You can most definitely. What breed are you wanting to get? The only time I feel like you would have to feed them separate is when she was pregnant. You can just feed them hay and depending on how well they do on hay you can give them some grain or alfalfa pellets for a supplement. I have a couple does that are fat on just hay and I have had a doe that had to be given gain or she would loose weight. So it kinda depends on the goat but I think you could feed them together. But Iv only raised boers so maybe dairy goats are different! Goodluck!


----------



## sweetgoats (Oct 18, 2007)

You bet. That is what we started off with, and tell you the truth, it went crazy from there. 

I would sell sister and brother together when I can.


----------



## rockinchickfarm (Dec 24, 2014)

*raising doe and wether*

I'm getting Nigerian dwarf. I have my yard sectioned off, I can have two. I would like to breed the doe so I can have milk and one would be enough milk for us. I also plan on them being hiking companions. I had then changed my mind and decided to just get two wethers I just need to make up my mind On getting two wethers or a doe and a wether.


----------



## ksalvagno (Oct 6, 2009)

One of each is fine. If you never breed the doe, it wouldn't matter.


----------



## milk and honey (Oct 31, 2010)

If you try the milk, you'll be hooked! Two of any kind of goats will be great. Good luck on your decision. Btw... Kidding is such fun!

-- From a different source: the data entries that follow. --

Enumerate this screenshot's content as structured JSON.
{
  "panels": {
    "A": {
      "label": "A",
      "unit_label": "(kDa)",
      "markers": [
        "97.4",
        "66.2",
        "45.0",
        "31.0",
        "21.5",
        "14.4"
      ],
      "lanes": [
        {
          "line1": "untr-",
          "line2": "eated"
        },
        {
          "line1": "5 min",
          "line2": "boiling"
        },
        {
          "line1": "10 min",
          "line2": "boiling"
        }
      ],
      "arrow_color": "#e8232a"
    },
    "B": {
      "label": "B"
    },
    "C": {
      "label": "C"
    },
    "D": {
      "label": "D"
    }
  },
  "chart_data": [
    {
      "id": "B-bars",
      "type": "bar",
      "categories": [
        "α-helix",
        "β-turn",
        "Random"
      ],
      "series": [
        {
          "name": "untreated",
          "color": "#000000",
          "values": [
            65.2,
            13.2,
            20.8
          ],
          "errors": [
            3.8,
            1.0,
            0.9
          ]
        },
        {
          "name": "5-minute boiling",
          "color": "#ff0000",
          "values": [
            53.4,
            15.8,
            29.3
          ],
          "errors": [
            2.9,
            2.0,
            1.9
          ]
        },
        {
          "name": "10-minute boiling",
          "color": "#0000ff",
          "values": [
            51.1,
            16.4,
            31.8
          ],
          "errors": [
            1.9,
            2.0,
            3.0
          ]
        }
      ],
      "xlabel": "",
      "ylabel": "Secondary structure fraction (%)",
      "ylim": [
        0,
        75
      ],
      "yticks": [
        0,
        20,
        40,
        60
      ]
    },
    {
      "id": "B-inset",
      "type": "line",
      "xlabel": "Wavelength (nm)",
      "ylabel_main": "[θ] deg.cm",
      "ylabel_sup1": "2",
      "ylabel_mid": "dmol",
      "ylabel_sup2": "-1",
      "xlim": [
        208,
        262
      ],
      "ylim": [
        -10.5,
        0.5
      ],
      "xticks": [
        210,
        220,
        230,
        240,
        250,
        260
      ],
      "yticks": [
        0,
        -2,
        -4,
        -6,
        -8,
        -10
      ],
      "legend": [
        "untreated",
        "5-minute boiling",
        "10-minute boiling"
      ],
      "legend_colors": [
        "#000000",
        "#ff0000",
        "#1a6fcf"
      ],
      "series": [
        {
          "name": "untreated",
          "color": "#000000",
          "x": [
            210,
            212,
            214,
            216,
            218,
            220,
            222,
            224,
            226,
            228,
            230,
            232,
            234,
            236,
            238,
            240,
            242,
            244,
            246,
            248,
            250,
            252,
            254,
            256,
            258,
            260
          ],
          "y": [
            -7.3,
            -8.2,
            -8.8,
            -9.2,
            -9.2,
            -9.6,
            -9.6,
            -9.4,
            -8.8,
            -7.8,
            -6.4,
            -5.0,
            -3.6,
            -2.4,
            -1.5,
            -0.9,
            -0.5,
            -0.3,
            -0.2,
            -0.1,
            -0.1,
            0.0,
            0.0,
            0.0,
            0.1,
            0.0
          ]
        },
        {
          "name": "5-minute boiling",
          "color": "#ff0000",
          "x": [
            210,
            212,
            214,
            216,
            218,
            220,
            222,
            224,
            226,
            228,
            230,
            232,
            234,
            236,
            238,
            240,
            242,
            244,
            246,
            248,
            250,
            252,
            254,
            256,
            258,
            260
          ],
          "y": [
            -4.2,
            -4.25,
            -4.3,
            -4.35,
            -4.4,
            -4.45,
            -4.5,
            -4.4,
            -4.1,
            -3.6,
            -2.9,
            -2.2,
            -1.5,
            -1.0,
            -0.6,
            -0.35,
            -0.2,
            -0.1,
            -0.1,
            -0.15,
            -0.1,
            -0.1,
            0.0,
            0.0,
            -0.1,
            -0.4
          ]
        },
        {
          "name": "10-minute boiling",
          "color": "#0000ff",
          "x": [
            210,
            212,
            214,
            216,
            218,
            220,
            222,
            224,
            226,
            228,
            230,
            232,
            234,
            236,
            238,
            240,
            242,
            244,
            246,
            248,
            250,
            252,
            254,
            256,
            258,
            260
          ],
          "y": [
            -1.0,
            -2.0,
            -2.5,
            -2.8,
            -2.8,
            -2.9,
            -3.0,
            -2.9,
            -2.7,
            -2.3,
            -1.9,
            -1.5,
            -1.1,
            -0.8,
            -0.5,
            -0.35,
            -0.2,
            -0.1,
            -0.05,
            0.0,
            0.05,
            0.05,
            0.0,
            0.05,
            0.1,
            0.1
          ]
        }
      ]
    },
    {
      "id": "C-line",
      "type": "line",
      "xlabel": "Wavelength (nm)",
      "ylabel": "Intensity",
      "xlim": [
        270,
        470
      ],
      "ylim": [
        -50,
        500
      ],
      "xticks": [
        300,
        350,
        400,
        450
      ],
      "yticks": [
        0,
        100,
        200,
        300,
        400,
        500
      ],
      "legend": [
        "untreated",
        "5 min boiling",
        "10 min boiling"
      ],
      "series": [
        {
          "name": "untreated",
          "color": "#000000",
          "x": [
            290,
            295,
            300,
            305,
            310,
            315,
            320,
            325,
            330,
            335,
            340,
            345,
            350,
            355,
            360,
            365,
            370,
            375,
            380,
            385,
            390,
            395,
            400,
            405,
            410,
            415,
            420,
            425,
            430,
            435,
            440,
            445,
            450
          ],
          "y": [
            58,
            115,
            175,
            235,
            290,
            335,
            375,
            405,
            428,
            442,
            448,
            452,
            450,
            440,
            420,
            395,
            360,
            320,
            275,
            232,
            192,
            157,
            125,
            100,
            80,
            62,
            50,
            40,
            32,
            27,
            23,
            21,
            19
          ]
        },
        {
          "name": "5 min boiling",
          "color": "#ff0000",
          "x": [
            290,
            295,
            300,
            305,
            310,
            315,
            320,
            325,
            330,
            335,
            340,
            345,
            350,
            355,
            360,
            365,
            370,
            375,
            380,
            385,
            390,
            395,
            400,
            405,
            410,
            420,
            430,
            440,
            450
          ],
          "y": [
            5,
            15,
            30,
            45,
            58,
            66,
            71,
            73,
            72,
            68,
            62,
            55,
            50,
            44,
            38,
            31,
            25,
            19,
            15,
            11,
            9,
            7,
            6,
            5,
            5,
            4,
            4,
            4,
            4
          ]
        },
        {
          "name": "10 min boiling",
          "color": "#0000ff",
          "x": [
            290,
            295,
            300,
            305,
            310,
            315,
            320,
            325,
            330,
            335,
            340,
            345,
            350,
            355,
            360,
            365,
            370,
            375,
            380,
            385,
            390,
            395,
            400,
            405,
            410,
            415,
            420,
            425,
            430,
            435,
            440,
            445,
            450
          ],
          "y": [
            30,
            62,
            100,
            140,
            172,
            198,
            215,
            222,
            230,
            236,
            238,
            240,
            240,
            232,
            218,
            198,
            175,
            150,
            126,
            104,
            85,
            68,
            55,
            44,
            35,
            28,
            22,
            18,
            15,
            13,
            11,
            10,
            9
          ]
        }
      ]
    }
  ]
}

Sent from my iPhone using Goat Forum


----------



## Trickyroo (Sep 26, 2012)

Of course you can  I have two wethers , one is a Nigerian and the other a Nubian and they get along great with the ladies 
Even when a few were pregnant , the one wether was never a problem at all , the other boy , the Nubian wasnt around yet , lol..
But he is sweet as pie


----------



## Escapegoat (Dec 25, 2014)

Well on one hand there are more wethers available that need good homes and they are considerably less expensive. If you think you want milk down the road go with a doe, but you will also be dealing with finding a suitable buck for her, possible birthing complications and what to do with kids etc. 
(Wait you think you will end up owning just 2 goats? ;-)Heheheh )


----------



## Trickyroo (Sep 26, 2012)

Yeah right , ^^^ just two ? *HA !*

Good luck with that :ROFL:


----------



## ThreeHavens (Oct 20, 2011)

Sure you can! Just pick a super gentle, docile wether so if you do breed the doe he shouldn't be a problem. :thumb:

(The wether Trickyroo is talking about was born here and sold with his sister, lol! Such a good boy.)


----------



## rockinchickfarm (Dec 24, 2014)

*decision*

I've met with two breeders this week and I'm going to get a wether and a doe from Buckeye, AZ. She was a great lady and had about a dozen goats. Four have been bred, three due end of March, one Iin April. I'll get my shed built, fence up, and play toys ready. When its time to breed if I haven't found someone close I'll take my doe back to her.


----------



## ksalvagno (Oct 6, 2009)

Sounds like a plan.


----------